Auckland couple Stan and Kathy Hansen are preparing to journey to Ypres, Belgium to represent the family at a formal wreath laying ceremony on October 12 at the Menin Gate Memorial.
The Hansens, from Pt Chevalier, will be accompanied by other members of their family.
October 12 is the 99th anniversary of New Zealand’s greatest military disaster.
‘‘On October 12 1917, 845 New Zealanders were killed in one day in Passchendaele in Belgium.
‘‘This was the greatest loss of life in a single day in New Zealand’s history and resulted in significant losses for the extended Hansen family,’’ Stan says.
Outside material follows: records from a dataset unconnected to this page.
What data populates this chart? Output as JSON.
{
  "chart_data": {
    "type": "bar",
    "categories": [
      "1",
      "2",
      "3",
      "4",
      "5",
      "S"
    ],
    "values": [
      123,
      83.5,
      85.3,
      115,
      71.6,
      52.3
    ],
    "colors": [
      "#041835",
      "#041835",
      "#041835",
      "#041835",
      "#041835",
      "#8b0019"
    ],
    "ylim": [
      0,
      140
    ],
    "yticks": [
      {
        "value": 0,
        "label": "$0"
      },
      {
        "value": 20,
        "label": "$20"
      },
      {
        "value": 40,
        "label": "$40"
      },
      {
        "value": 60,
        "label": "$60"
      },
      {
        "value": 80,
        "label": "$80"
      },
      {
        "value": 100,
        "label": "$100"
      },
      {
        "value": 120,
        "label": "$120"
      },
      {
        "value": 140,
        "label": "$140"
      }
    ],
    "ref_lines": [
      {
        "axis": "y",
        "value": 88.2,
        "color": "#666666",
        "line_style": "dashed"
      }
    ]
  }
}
Forty-two young men from the Hansen family served in the New Zealand Expeditionary Force and the Australian Imperial Force.
‘‘Of these 42 men, 14 died and 11 remain buried in either France or Belgium.
‘‘It is these 11 Hansen men, cousins of my father, who never returned to New Zealand that I will be honouring with the laying of the wreath,’’ Stan says.
‘‘I feel incredibly honoured to have been invited to lay the wreath at the Menin Gate on behalf of these family members.’’
The Menin Gate Memorial to the Missing is dedicated to the British and Commonwealth soldiers who were killed in the Ypres salient of World War I.
It’s reserved for those whose graves are unknown.
‘‘The memorial is engraved with the 54,389 soldiers’ names who have no known graves,’’ Stan says.
While in Europe Stan and Kathy will retrace the footsteps of Stan’s father, Lieutenant Bert Hansen.
Bert was taken by the Germans as a prisoner of war in 1918.
Kathy is a family historian and author. She was honoured this year with a Queen’s Service Medal (QSM) for her services to historical research.
With the support of researchers in Belgium and review of Bert Hansen’s memoir, Kathy will publish a book next year.
It will feature Bert Hansen’s two escapes from German prisons in 1918.
Stan and Kathy Hansen will represent the family at a ceremony at the Menin Gate Memorial in Ypres, Belgium.